- 418 S. Franklin Street Toulon, Illinois United States

Information
- Type: Public secondary
- Motto: Pride and Excellence
- Principal: Megan McGann
- Teaching staff: 16.93 (FTE)
- Grades: 9–12
- Enrollment: 241 (2022–23)
- Student to teacher ratio: 14.24
- Campus: Rural
- Colors: Red, black and white
- Nickname: Rebels
- Website: jhhs.stark100.com

= Stark County High School =

Stark County High School, or SCHS, is a public four-year high school located at 418 S. Franklin Street in Toulon, Illinois, a village in Stark County, Illinois, in the Midwestern United States. SCHS is part of Stark County Community Unit School District 100, which also includes Stark County Junior High School, and Stark County Elementary School. The campus is 33 mi northwest of Peoria, Illinois and serves a mixed village and rural residential community. The school is the only high school in the city of Toulon, and lies within the Peoria metropolitan statistical area.

The district includes Toulon, Wyoming, and La Fayette.
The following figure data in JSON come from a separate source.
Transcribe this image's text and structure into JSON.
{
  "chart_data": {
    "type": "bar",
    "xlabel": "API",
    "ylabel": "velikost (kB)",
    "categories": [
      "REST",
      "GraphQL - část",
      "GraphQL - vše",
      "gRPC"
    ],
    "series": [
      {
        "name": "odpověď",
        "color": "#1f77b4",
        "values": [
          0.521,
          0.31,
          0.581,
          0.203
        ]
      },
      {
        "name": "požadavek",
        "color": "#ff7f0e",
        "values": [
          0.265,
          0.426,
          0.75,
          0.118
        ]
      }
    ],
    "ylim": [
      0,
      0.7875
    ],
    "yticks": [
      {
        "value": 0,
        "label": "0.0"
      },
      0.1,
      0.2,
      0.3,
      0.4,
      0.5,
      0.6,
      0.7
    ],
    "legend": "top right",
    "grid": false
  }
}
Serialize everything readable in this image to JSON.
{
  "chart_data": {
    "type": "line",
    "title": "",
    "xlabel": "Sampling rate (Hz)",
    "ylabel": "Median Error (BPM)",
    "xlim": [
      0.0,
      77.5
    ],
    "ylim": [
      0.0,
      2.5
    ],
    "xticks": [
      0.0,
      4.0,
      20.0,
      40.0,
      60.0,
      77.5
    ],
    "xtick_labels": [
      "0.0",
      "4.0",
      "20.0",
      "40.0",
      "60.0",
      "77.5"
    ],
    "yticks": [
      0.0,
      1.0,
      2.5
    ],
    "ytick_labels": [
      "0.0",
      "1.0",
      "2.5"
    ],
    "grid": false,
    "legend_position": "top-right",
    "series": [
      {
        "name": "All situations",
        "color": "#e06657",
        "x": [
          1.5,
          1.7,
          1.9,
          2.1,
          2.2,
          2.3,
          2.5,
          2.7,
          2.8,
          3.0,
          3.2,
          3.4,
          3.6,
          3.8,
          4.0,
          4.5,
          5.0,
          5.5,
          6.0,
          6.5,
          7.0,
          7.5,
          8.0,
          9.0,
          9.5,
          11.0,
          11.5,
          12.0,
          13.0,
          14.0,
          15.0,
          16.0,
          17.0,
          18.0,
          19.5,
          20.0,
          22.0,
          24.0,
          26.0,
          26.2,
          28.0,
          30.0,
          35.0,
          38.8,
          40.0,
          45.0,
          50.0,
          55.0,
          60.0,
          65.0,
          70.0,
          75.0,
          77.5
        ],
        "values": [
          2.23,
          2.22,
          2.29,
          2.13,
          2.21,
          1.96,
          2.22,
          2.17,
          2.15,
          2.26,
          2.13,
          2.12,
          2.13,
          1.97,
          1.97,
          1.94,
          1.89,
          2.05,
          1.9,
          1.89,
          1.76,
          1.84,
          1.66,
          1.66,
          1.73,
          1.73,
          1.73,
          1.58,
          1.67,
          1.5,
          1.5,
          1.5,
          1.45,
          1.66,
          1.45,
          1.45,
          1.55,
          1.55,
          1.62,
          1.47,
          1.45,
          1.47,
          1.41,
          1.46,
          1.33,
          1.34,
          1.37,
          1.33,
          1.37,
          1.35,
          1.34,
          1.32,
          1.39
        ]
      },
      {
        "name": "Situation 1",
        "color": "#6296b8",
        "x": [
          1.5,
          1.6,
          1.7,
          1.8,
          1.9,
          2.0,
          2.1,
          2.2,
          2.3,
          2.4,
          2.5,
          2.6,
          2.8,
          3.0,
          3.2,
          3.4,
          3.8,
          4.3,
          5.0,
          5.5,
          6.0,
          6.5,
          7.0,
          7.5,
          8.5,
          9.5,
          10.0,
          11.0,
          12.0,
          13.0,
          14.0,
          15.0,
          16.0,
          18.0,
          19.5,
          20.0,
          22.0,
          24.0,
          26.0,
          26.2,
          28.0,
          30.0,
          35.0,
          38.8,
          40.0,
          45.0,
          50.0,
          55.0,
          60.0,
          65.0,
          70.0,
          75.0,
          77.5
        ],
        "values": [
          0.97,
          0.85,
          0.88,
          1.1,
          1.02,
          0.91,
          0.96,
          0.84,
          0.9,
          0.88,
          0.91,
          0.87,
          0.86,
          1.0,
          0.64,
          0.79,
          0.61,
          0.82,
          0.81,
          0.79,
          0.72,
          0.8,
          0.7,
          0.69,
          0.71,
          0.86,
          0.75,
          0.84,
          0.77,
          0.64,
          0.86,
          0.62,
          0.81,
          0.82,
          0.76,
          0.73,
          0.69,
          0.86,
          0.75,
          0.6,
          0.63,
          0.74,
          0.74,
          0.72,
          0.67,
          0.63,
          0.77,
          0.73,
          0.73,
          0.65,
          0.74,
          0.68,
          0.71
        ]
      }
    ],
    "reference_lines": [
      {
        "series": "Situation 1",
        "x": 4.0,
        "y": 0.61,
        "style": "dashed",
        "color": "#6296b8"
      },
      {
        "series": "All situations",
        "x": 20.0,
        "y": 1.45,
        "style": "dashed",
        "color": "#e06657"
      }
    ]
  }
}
Since July 1, 2001, the school is one of three options for students of Bradford Community Unit School District 1, which, after that date, no longer covered high school.

==Academics==
Academic departments include:
- Fine Arts
- Language Arts
- Math
- Physical Education, Health, & Driver's Education
- Science
- Social Science
- Vocational

==Athletics==
Stark County High School competes in the Lincoln Trail Conference and is a member school in the Illinois High School Association. Its mascot is the Rebels. The school has 8 state championships on record in team athletics. The Rebels have also been LTC Conference Champions.

==History==
Stark County High School replaced 6 high schools:
- Toulon High School
- Toulon Township High School
- LaFayette High School
- Toulon-LaFayette High School
- Wyoming High School
- Bradford High School (students from Bradford are now given the option to attend Stark County High School)

===Timeline===
Sources:
- 1847 - Toulon public education program established.
- 1912 - Toulon High School renamed to Toulon Township High School.
- 1970 - Toulon Township High School and LaFayette High School consolidate to form Toulon-LaFayette High School.
- 1992 - Stark County CUSD #100 is formed, consolidating the former Unit District of Toulon/LaFayette and the former High School and Elementary Districts of Wyoming, sending all 10-12 students to Stark County High School.
- 1998- 9th grade students begin attending Stark County High School.
- 2001 - Bradford High School deactivates and some elective students attend Stark County High School.
- 2021- Stark County CUSD #100 begins a renovation of Stark County Junior/Senior High School..
- 2022- Stark County Junior/Senior High School project is completed, including a new high school.